À grands coups de projections de véritables archives, on voit les foules qui s’émoustillaient pour Elvis, le chanteur qui charmait les villes, des tranches du quotidien… On réentend, intact, le répertoire de l’époque et les chansons repiquées à travers les années, offerts par une quinzaine de musiciens, cordes, cuivres et percussions, et une dizaine de choristes (habillé.e.s comme leurs vis-à-vis des extraits vidéo!) répartis en imposant band dans tout l’espace.
Devant nous, Martin Fontaine fait concorder ses mouvements et ses déplacements avec les images derrière lui, se déhanche et bouge exactement comme son inspiration, secoue le pied et la tête, descend parmi l’assistance se pavaner un brin, lance t-shirts ou autres surprises dans la salle – et on se précipite comme des ados pour les attraper! –, se penche de son trône pour serrer quelques doigts, baragouine ici et là une phrase en anglais du petit ton suffisant sympathique qui était celui d’Elvis, faisant ainsi craquer ses interlocuteur.trice.s…
Mardi, une salle quasi pleine attendait l’imitateur, peut-être comme d’autres ont attendu le vrai Elvis Presley au faîte de sa gloire.
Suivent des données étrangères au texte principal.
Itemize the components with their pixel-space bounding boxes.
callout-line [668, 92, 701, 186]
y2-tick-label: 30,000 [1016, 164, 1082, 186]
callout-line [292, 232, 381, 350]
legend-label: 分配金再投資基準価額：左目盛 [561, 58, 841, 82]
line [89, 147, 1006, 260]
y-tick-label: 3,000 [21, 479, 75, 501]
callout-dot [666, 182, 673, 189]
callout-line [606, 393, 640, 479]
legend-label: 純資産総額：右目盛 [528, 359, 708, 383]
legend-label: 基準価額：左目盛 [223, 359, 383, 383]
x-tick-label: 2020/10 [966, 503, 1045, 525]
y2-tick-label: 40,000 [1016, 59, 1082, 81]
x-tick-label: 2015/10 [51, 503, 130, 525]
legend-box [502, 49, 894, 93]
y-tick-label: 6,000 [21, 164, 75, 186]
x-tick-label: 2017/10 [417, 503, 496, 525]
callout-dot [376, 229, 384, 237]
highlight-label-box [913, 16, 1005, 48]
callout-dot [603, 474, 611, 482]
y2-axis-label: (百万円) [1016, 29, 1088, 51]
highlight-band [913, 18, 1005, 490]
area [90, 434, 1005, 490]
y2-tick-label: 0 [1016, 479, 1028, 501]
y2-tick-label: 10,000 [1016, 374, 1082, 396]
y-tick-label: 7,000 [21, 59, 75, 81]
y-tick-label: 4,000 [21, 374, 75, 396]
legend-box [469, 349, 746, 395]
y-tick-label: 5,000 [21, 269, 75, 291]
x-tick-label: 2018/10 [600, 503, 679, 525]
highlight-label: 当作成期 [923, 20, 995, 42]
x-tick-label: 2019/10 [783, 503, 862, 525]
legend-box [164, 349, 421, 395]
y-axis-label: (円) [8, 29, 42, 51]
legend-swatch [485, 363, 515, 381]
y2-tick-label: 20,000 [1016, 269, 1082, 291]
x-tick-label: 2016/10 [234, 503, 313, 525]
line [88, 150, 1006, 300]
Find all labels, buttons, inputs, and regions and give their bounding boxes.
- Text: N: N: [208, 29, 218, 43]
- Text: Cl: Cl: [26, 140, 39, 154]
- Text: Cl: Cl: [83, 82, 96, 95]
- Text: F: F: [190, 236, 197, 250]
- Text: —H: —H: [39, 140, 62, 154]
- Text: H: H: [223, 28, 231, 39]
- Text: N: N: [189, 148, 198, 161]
Bon, peut-être pas avec autant d’ardeur; les applaudissements étaient sûrement beaucoup plus nourris dans les années 1950, 1960 et 1970, et le St-Denis n’a été le théâtre d’aucun évanouissement, crise de larmes d’émotions ou débordement. Mais vous comprenez l’idée. On fait comme si!
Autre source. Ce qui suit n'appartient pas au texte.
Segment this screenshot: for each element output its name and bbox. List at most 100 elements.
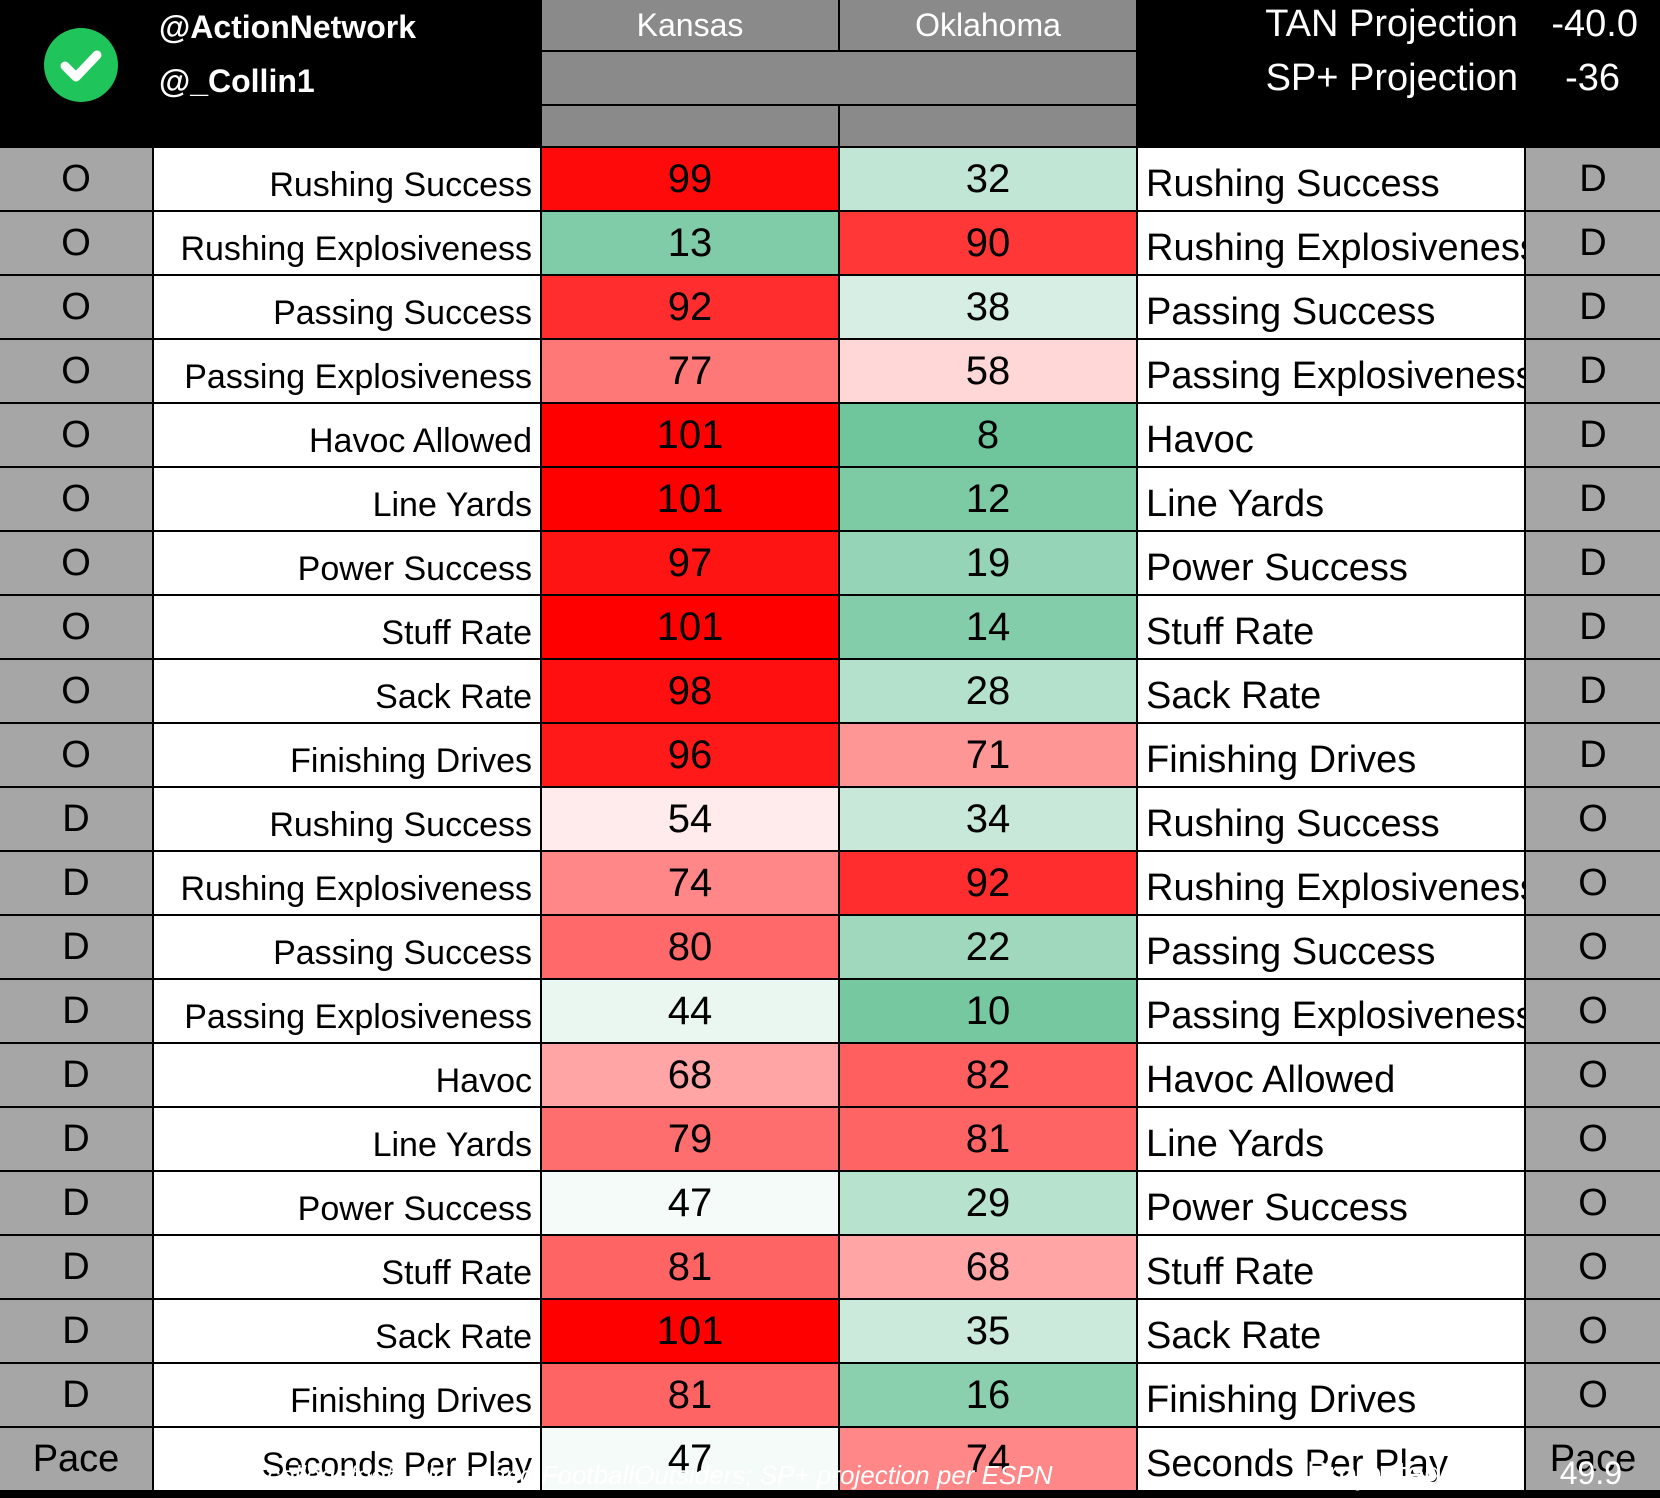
- kansas-value: 101: [542, 468, 838, 530]
- row-metric-left: Line Yards: [154, 468, 540, 530]
- table-row: D Stuff Rate 81 68 Stuff Rate O: [0, 1236, 1660, 1298]
- row-side-right: D: [1526, 148, 1660, 210]
- row-side-left: Pace: [0, 1428, 152, 1490]
- row-side-right: D: [1526, 468, 1660, 530]
- row-side-left: O: [0, 340, 152, 402]
- row-side-left: D: [0, 1300, 152, 1362]
- oklahoma-value: 28: [840, 660, 1136, 722]
- kansas-value: 68: [542, 1044, 838, 1106]
- row-side-left: O: [0, 724, 152, 786]
- oklahoma-value: 10: [840, 980, 1136, 1042]
- team-name-kansas: Kansas: [636, 7, 744, 43]
- row-side-left: O: [0, 532, 152, 594]
- kansas-value: 99: [542, 148, 838, 210]
- row-metric-right: Line Yards: [1138, 1108, 1524, 1170]
- row-metric-right: Line Yards: [1138, 468, 1524, 530]
- kansas-value: 79: [542, 1108, 838, 1170]
- sp-projection-value: -36: [1565, 57, 1620, 99]
- table-row: O Finishing Drives 96 71 Finishing Drives D: [0, 724, 1660, 786]
- oklahoma-value: 16: [840, 1364, 1136, 1426]
- row-metric-right: Finishing Drives: [1138, 1364, 1524, 1426]
- projected-total-label: Projected Total: [1306, 1455, 1518, 1491]
- row-metric-left: Stuff Rate: [154, 1236, 540, 1298]
- row-side-right: O: [1526, 1044, 1660, 1106]
- row-side-left: D: [0, 1236, 152, 1298]
- row-metric-left: Sack Rate: [154, 1300, 540, 1362]
- table-row: D Rushing Success 54 34 Rushing Success O: [0, 788, 1660, 850]
- table-row: D Passing Success 80 22 Passing Success O: [0, 916, 1660, 978]
- table-row: O Havoc Allowed 101 8 Havoc D: [0, 404, 1660, 466]
- row-metric-left: Finishing Drives: [154, 724, 540, 786]
- kansas-value: 80: [542, 916, 838, 978]
- row-side-left: D: [0, 1044, 152, 1106]
- team-header-oklahoma: Oklahoma: [840, 0, 1136, 50]
- row-side-left: O: [0, 148, 152, 210]
- table-row: D Havoc 68 82 Havoc Allowed O: [0, 1044, 1660, 1106]
- row-metric-left: Passing Success: [154, 916, 540, 978]
- row-metric-right: Rushing Explosiveness: [1138, 852, 1524, 914]
- row-side-right: D: [1526, 596, 1660, 658]
- row-metric-left: Passing Success: [154, 276, 540, 338]
- team-header-subcell-oklahoma: [840, 106, 1136, 146]
- row-metric-right: Rushing Success: [1138, 148, 1524, 210]
- table-row: D Passing Explosiveness 44 10 Passing Explos…: [0, 980, 1660, 1042]
- row-metric-right: Passing Success: [1138, 916, 1524, 978]
- kansas-value: 101: [542, 1300, 838, 1362]
- oklahoma-value: 81: [840, 1108, 1136, 1170]
- row-metric-left: Havoc: [154, 1044, 540, 1106]
- row-side-left: O: [0, 212, 152, 274]
- oklahoma-value: 12: [840, 468, 1136, 530]
- oklahoma-value: 29: [840, 1172, 1136, 1234]
- row-metric-right: Power Success: [1138, 532, 1524, 594]
- table-row: O Power Success 97 19 Power Success D: [0, 532, 1660, 594]
- oklahoma-value: 32: [840, 148, 1136, 210]
- oklahoma-value: 8: [840, 404, 1136, 466]
- row-side-right: O: [1526, 916, 1660, 978]
- row-side-left: D: [0, 852, 152, 914]
- verified-check-icon: [44, 28, 118, 102]
- oklahoma-value: 38: [840, 276, 1136, 338]
- row-side-right: O: [1526, 1108, 1660, 1170]
- table-row: D Finishing Drives 81 16 Finishing Drives O: [0, 1364, 1660, 1426]
- table-row: D Rushing Explosiveness 74 92 Rushing Explos…: [0, 852, 1660, 914]
- row-metric-left: Sack Rate: [154, 660, 540, 722]
- row-side-left: D: [0, 1172, 152, 1234]
- row-side-left: O: [0, 660, 152, 722]
- row-metric-right: Rushing Explosiveness: [1138, 212, 1524, 274]
- kansas-value: 81: [542, 1236, 838, 1298]
- oklahoma-value: 74: [840, 1428, 1136, 1490]
- table-row: D Power Success 47 29 Power Success O: [0, 1172, 1660, 1234]
- tan-projection-value: -40.0: [1551, 3, 1638, 45]
- row-metric-right: Passing Explosiveness: [1138, 980, 1524, 1042]
- row-metric-right: Power Success: [1138, 1172, 1524, 1234]
- header: @ActionNetwork @_Collin1 Kansas Oklahoma…: [0, 0, 1660, 148]
- row-metric-left: Finishing Drives: [154, 1364, 540, 1426]
- row-side-left: O: [0, 596, 152, 658]
- row-metric-right: Stuff Rate: [1138, 1236, 1524, 1298]
- row-side-right: D: [1526, 276, 1660, 338]
- oklahoma-value: 35: [840, 1300, 1136, 1362]
- table-row: O Passing Explosiveness 77 58 Passing Explos…: [0, 340, 1660, 402]
- row-side-right: D: [1526, 660, 1660, 722]
- row-metric-right: Sack Rate: [1138, 1300, 1524, 1362]
- team-header-band: [542, 52, 1136, 104]
- kansas-value: 81: [542, 1364, 838, 1426]
- table-row: O Rushing Explosiveness 13 90 Rushing Explos…: [0, 212, 1660, 274]
- table-row: O Stuff Rate 101 14 Stuff Rate D: [0, 596, 1660, 658]
- row-metric-left: Rushing Explosiveness: [154, 212, 540, 274]
- kansas-value: 47: [542, 1172, 838, 1234]
- row-side-right: O: [1526, 852, 1660, 914]
- row-side-right: O: [1526, 1172, 1660, 1234]
- oklahoma-value: 14: [840, 596, 1136, 658]
- row-side-right: D: [1526, 340, 1660, 402]
- kansas-value: 97: [542, 532, 838, 594]
- row-side-left: D: [0, 788, 152, 850]
- row-metric-left: Line Yards: [154, 1108, 540, 1170]
- row-metric-left: Rushing Success: [154, 788, 540, 850]
- table-row: O Rushing Success 99 32 Rushing Success D: [0, 148, 1660, 210]
- table-row: Pace Seconds Per Play 47 74 Seconds Per Play…: [0, 1428, 1660, 1490]
- row-side-right: O: [1526, 980, 1660, 1042]
- row-side-left: O: [0, 276, 152, 338]
- kansas-value: 13: [542, 212, 838, 274]
- row-metric-left: Power Success: [154, 1172, 540, 1234]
Les gens étaient contents, ont joué le jeu, crié un peu, puis un peu plus fort, applaudi beaucoup. De plus en plus au fur et à mesure que les tableaux se succédaient. Se sont réjouis des vocalises «à la Elvis» et d’un «My Name Is Tom Jones» marmonné du timbre guttural caractéristique du monstre sacré en guise d’ouverture. Se sont emballés dès les premières mesures de Don’t Be Cruel.
On s’y serait presque réellement crus sur Love Me Tender, alors qu’«Elvis» déambulait au parterre et que ses admirateur.trice.s se rapprochaient de plus en plus de lui. La petite mer de monde s’est levée spontanément pour mieux apprécier Get Back, avant que, une Mystery Train plus tard, les yeux du véritable Elvis en gros plan sur l’écran ne couvent d’un regard bienveillant le faux homme de Graceland sur You Gave Me a Mountain…
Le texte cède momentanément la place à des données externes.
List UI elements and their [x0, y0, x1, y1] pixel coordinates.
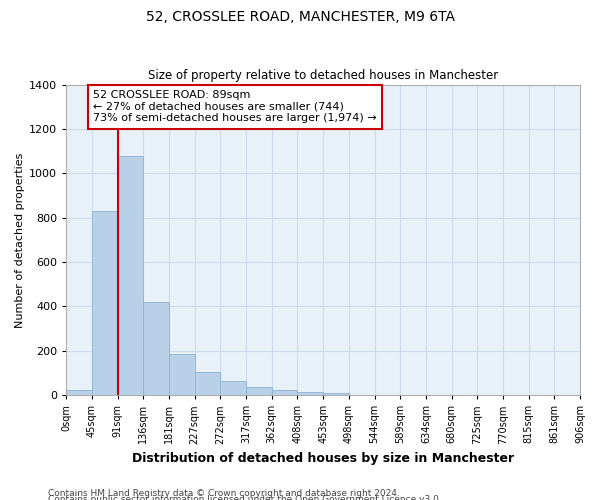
Bar [118, 156, 143, 395]
Text: 52, CROSSLEE ROAD, MANCHESTER, M9 6TA: 52, CROSSLEE ROAD, MANCHESTER, M9 6TA [146, 10, 455, 24]
Bar [246, 388, 272, 395]
Bar [92, 211, 118, 395]
X-axis label: Distribution of detached houses by size in Manchester: Distribution of detached houses by size … [132, 452, 514, 465]
Text: 52 CROSSLEE ROAD: 89sqm
← 27% of detached houses are smaller (744)
73% of semi-d: 52 CROSSLEE ROAD: 89sqm ← 27% of detache… [93, 90, 377, 124]
Bar [195, 372, 220, 395]
Bar [272, 390, 298, 395]
Bar [169, 354, 195, 395]
Title: Size of property relative to detached houses in Manchester: Size of property relative to detached ho… [148, 69, 498, 82]
Text: Contains HM Land Registry data © Crown copyright and database right 2024.: Contains HM Land Registry data © Crown c… [48, 488, 400, 498]
Text: Contains public sector information licensed under the Open Government Licence v3: Contains public sector information licen… [48, 495, 442, 500]
Bar [143, 302, 169, 395]
Bar [298, 392, 323, 395]
Bar [323, 393, 349, 395]
Bar [67, 390, 92, 395]
Y-axis label: Number of detached properties: Number of detached properties [15, 152, 25, 328]
Bar [220, 382, 246, 395]
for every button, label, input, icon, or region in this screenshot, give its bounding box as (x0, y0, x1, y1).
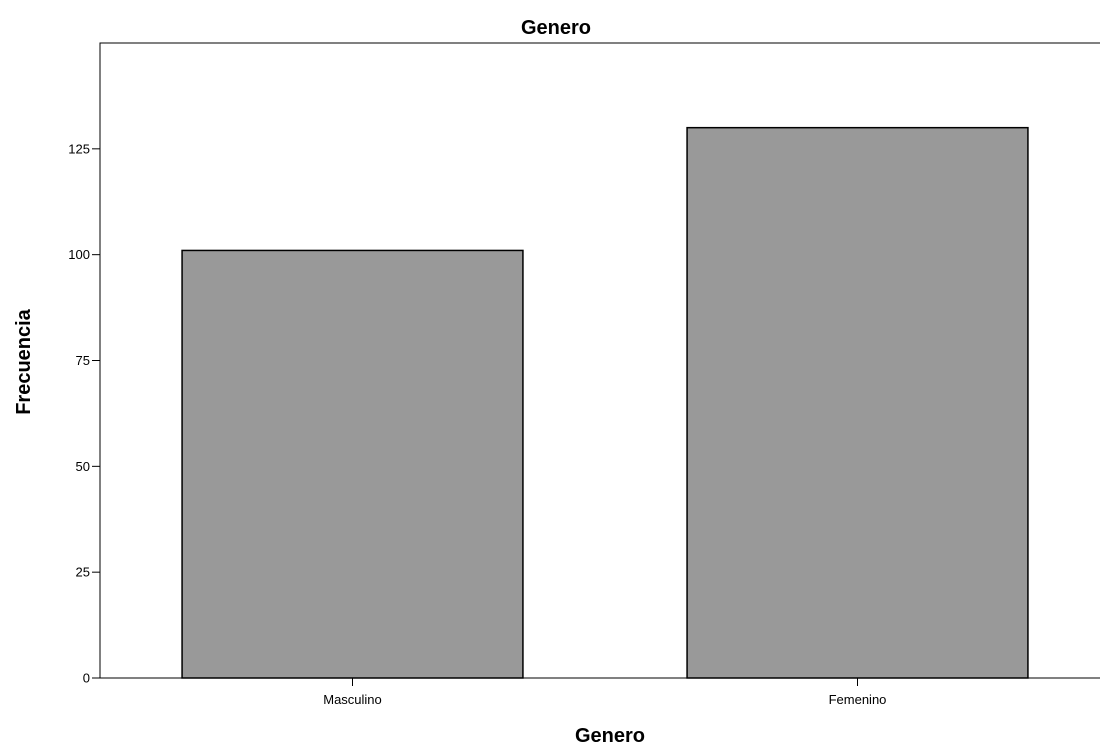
y-tick-label: 100 (68, 247, 90, 262)
x-axis: Masculino Femenino (323, 678, 886, 707)
y-axis: 0 25 50 75 100 125 (68, 141, 100, 686)
bar-masculino (181, 249, 524, 679)
y-axis-title: Frecuencia (13, 308, 35, 414)
y-tick-label: 50 (76, 459, 90, 474)
y-tick-label: 75 (76, 353, 90, 368)
y-tick-label: 25 (76, 565, 90, 580)
chart-title: Genero (521, 17, 591, 39)
y-tick-label: 0 (83, 671, 90, 686)
x-tick-label: Masculino (323, 692, 382, 707)
x-axis-title: Genero (575, 725, 645, 745)
x-tick-label: Femenino (829, 692, 887, 707)
y-tick-label: 125 (68, 141, 90, 156)
bar-femenino (686, 126, 1029, 679)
Sur You Don’t Have To Say You Love Me, juste avant l’entracte, la presque totale y était: plusieurs spectateur.trice.s se sont massé.e.s en petits attroupements, devant la scène, pour faire mine de toucher l’idole comme si elle était authentique, effleurer sa main tendue, lui réserver le même traitement qu’aux monuments. Ce n’est pas tous les jours qu’Elvis crochète par le Québec, n’est-ce pas?
À la perfection
En deuxième partie, avec fond visuel tout en lumières, on a fait la fête sur Sweet Caroline, Burning Love, Suspicious Minds, Hound Dog, et autres Blue Suede Shoes, on s’est ému.e.s de la grandiloquence solennelle d’American Trilogy, et les jambes se sont déliées encore davantage. «I Feel Alive!», a lancé notre roi avant de revenir entamer son rappel avec une My Way religieusement savourée.
Même après plus de 25 ans, on s’émerveille encore de la perfection avec laquelle Martin Fontaine devient Elvis, jusque dans les moindres intonations. «Elvis! Elvis! Elvis!», scandait une petite partie du public en fin de soirée, avant que ne tombe le rideau, mardi. Non, Elvis n’avait pas viré par le Québec en 1972, mais Martin Fontaine nous fait le cadeau d’un petit bout d’histoire imaginaire qui fait beaucoup de bien.